A vida ensina constantemente que existem gestos que dispensam qualquer palavra. Nada mais havia a fazer se não beijá-lo e acreditar que tinha realmente regressado a casa. Ainda hoje me surpreendo com a energia que é gerada por um beijo. Senti-a percorrer o meu corpo de um extremo ao outro. Regressei àquela rua onde o tinha beijado pela primeira vez numa noite fria de Outubro. Confirmei que não foi o frio que me fez vibrar dessa vez. Tal como não era agora. Era a energia pura e certeira do cupido. A mão de Deus a abençoar uma relação que foi combinada nos céus. O reencontro de duas almas gémeas que se amavam num plano incompreensível ao comum mortal.
Que se dane o mundo, que se dane o politicamente correcto e o que os outros entendem como normal. O racional não era chamado para o momento. A mente era agora um empecilho de que a alma precisava urgentemente de se libertar. Aqui, no agora, apenas há espaço para os nossos corpos nus e famintos de afecto. A saudade deu lugar a um banquete de pecados. Nada pode contra o amor que sentimos um pelo outro. Nem a distância física, nem a temporal nos privou de nos reencontrarmos. O que aconteceu até ao mais comovente dos poetas deixou sem palavras. Foi amor do mais puro que Deus criou.
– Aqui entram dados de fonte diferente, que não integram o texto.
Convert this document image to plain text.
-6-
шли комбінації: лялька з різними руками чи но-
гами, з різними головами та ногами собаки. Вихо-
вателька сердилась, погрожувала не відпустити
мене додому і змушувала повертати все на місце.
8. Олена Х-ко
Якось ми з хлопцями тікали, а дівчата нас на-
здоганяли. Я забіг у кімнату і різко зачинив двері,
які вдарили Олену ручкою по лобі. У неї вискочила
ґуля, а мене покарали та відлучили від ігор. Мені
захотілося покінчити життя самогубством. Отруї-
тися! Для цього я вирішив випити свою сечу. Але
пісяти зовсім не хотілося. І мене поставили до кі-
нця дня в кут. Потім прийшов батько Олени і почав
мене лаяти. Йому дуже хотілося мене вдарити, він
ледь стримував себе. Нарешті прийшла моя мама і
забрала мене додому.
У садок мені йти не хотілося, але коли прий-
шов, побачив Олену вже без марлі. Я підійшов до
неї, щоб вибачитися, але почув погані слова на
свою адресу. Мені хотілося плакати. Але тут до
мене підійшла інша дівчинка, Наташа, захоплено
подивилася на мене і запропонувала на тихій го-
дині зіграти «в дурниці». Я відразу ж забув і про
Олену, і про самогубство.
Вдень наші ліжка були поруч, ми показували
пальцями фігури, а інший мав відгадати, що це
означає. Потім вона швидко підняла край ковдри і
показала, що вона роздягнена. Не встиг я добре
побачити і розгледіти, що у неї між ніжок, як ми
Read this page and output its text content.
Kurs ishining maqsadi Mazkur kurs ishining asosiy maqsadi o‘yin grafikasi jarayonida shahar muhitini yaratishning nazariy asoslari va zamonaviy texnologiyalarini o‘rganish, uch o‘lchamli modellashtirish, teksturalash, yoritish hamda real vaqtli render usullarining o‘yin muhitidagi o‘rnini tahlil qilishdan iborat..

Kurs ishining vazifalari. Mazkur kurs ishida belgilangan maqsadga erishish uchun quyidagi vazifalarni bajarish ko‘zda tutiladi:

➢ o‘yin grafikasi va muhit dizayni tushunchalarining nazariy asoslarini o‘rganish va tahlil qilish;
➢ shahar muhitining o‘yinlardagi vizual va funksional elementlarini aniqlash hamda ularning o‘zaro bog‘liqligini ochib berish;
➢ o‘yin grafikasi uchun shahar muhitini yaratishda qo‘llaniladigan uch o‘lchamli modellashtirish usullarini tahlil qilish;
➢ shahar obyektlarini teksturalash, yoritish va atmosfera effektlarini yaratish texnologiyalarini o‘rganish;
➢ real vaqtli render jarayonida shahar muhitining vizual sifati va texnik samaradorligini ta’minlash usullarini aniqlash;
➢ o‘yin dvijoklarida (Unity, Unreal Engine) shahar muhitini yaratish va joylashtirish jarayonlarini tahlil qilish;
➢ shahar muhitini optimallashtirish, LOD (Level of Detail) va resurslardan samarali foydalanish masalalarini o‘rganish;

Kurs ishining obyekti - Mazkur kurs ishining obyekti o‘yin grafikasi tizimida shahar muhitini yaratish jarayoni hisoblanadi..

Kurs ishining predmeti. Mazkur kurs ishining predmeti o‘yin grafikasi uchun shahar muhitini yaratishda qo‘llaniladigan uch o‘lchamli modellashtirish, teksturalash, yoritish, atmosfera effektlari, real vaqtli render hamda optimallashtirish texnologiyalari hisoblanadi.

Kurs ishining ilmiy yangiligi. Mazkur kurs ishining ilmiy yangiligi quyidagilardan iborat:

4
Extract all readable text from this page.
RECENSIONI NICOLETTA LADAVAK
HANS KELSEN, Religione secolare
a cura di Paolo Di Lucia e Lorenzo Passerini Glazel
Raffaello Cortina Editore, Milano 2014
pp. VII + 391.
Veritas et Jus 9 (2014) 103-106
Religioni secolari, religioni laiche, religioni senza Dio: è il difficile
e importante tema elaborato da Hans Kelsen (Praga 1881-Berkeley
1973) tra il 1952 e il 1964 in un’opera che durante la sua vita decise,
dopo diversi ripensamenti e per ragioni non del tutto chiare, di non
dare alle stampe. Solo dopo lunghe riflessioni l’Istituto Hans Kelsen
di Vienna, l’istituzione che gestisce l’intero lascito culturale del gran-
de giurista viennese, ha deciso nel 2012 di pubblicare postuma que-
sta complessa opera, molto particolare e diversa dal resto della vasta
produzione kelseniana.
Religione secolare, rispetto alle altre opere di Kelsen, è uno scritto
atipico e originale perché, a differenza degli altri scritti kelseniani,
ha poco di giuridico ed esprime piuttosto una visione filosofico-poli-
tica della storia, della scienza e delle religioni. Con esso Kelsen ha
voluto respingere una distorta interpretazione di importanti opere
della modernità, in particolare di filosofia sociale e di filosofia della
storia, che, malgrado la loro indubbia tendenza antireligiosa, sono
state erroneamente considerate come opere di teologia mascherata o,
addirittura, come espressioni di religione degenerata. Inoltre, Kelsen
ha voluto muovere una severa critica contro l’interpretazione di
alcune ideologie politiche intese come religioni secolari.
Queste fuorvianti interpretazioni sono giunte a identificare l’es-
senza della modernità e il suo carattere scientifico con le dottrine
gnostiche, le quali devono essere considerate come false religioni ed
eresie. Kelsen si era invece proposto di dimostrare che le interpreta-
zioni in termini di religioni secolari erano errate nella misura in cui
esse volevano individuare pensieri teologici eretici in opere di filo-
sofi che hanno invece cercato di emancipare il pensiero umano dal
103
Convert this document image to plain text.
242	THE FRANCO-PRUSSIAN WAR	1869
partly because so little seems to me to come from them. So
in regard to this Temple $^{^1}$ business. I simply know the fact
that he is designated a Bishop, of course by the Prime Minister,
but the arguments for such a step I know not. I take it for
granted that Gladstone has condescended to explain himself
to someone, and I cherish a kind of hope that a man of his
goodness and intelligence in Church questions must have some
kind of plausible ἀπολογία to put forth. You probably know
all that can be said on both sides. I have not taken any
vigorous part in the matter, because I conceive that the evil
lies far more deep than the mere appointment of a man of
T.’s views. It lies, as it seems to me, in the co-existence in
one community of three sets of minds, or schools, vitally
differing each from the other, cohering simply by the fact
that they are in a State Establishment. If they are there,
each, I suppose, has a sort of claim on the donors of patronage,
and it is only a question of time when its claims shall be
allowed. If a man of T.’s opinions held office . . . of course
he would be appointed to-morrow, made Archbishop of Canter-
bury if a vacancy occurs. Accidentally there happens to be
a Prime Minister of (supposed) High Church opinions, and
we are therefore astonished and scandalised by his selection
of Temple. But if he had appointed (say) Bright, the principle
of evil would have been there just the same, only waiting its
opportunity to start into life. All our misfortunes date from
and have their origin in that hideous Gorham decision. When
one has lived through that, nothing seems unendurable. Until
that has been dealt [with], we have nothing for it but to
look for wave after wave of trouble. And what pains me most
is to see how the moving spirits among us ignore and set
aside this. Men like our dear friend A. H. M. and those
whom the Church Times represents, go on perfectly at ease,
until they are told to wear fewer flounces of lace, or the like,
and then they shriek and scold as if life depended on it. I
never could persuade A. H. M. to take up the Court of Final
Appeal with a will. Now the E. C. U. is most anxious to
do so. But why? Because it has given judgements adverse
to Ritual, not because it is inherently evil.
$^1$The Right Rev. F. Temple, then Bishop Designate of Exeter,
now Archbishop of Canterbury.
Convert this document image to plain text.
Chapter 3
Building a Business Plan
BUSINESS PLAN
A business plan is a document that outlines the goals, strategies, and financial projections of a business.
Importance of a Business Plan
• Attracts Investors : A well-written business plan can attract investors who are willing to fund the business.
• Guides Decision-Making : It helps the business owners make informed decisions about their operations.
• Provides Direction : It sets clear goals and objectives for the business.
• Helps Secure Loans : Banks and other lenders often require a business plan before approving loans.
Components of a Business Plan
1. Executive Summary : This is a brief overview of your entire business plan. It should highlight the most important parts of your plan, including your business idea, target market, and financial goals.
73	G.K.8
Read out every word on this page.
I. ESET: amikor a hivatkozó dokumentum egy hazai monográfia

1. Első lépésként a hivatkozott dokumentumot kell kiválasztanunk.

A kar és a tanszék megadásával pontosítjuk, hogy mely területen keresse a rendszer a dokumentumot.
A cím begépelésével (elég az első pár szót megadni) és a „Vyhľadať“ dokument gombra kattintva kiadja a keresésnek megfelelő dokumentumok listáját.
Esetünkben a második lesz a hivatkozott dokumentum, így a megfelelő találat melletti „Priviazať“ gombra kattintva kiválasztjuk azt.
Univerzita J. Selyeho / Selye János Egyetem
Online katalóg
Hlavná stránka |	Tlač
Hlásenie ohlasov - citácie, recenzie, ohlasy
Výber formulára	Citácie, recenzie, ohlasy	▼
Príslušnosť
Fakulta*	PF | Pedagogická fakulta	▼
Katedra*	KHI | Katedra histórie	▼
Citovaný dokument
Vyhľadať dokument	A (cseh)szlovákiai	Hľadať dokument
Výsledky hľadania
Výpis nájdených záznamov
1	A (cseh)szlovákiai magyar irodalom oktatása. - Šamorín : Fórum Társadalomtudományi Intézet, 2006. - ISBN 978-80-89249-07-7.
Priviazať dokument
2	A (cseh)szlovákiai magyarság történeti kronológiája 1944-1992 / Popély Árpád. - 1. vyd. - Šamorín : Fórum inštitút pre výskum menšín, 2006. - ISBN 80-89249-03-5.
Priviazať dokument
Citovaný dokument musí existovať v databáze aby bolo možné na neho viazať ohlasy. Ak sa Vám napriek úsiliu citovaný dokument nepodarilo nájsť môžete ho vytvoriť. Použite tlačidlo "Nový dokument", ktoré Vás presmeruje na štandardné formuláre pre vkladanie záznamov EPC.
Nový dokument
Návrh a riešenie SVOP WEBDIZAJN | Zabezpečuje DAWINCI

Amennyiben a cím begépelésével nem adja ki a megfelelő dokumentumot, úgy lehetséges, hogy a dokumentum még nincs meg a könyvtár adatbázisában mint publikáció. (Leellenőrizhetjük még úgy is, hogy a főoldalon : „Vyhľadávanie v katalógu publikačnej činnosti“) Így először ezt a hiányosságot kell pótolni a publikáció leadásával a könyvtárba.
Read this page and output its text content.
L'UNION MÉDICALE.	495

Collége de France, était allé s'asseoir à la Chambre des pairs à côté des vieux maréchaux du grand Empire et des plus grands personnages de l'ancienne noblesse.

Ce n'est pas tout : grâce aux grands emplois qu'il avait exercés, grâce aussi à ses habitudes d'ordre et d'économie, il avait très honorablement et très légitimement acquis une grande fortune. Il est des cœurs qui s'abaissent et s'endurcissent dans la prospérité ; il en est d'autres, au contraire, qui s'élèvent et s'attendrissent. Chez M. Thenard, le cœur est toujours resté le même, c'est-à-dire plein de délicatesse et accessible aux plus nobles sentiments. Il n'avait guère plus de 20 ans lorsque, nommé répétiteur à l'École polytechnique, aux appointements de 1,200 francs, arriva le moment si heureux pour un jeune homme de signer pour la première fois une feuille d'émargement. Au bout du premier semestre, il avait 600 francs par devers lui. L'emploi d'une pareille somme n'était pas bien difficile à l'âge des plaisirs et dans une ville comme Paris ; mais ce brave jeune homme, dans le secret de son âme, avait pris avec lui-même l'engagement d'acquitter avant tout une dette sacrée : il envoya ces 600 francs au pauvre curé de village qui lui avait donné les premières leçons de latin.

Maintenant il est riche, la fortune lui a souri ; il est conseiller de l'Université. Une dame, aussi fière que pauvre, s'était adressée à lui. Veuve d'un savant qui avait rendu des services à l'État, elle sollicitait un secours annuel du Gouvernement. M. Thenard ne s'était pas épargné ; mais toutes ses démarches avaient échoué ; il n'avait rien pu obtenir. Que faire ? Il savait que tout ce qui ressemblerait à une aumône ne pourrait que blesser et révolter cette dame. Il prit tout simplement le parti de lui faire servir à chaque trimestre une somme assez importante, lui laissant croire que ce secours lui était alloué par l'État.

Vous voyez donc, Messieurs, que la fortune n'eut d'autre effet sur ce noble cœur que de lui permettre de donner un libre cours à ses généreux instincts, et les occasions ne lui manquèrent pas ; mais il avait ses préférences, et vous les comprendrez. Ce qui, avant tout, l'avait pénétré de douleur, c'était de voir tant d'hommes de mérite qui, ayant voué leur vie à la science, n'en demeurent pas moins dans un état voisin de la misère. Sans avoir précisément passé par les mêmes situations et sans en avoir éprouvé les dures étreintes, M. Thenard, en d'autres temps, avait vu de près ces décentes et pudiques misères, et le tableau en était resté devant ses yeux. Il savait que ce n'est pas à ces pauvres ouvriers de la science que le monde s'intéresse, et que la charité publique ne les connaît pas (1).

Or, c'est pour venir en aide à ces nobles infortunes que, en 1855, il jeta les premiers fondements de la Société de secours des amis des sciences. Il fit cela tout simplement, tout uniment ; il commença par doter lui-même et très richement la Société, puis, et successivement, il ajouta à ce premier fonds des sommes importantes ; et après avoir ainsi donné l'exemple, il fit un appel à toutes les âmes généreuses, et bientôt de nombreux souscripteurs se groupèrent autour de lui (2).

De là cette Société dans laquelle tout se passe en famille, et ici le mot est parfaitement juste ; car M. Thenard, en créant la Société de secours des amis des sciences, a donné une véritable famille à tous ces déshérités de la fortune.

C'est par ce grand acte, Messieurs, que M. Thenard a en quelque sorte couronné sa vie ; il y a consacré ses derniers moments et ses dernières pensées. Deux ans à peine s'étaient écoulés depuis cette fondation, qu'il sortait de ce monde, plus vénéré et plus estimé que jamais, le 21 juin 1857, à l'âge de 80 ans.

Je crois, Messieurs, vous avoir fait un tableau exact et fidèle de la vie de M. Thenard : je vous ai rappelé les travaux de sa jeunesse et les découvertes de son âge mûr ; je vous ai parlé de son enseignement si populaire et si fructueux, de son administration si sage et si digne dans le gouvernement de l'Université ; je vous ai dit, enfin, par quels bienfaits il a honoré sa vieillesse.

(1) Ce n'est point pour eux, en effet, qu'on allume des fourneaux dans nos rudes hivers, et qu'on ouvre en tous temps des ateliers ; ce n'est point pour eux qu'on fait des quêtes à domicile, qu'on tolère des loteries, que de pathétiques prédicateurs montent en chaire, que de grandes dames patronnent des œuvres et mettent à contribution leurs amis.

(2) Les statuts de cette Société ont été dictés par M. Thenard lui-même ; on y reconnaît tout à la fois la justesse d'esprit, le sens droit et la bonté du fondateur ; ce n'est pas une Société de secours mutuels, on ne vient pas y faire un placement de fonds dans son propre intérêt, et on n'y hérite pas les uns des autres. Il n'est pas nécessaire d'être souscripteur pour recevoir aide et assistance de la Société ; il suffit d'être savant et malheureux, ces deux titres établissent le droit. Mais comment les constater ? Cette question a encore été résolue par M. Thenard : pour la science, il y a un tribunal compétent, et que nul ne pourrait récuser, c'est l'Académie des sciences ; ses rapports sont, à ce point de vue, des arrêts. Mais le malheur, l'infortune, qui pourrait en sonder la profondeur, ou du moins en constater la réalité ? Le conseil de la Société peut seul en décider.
“Só volto para a vida se a vida for ao teu lado. Caso contrário fico aqui para sempre deitado, abraçado a ti. Não tens noção das vezes que sonhei com este reencontro. Não podes imaginar o esforço que tive de fazer para não largar tudo e vir a correr à tua procura.”
“Não valia de nada. Agora entendo que ambos precisávamos de espaço e tempo para crescer. Não há nada que eu queira mais neste momento do que ficar ao teu lado, mas…”
“Mas…”
“Mas, achas que conseguimos mesmo voltar ao que éramos?”
“Não. Acho que depois de tudo o que passamos, vamos conseguir muito mais.”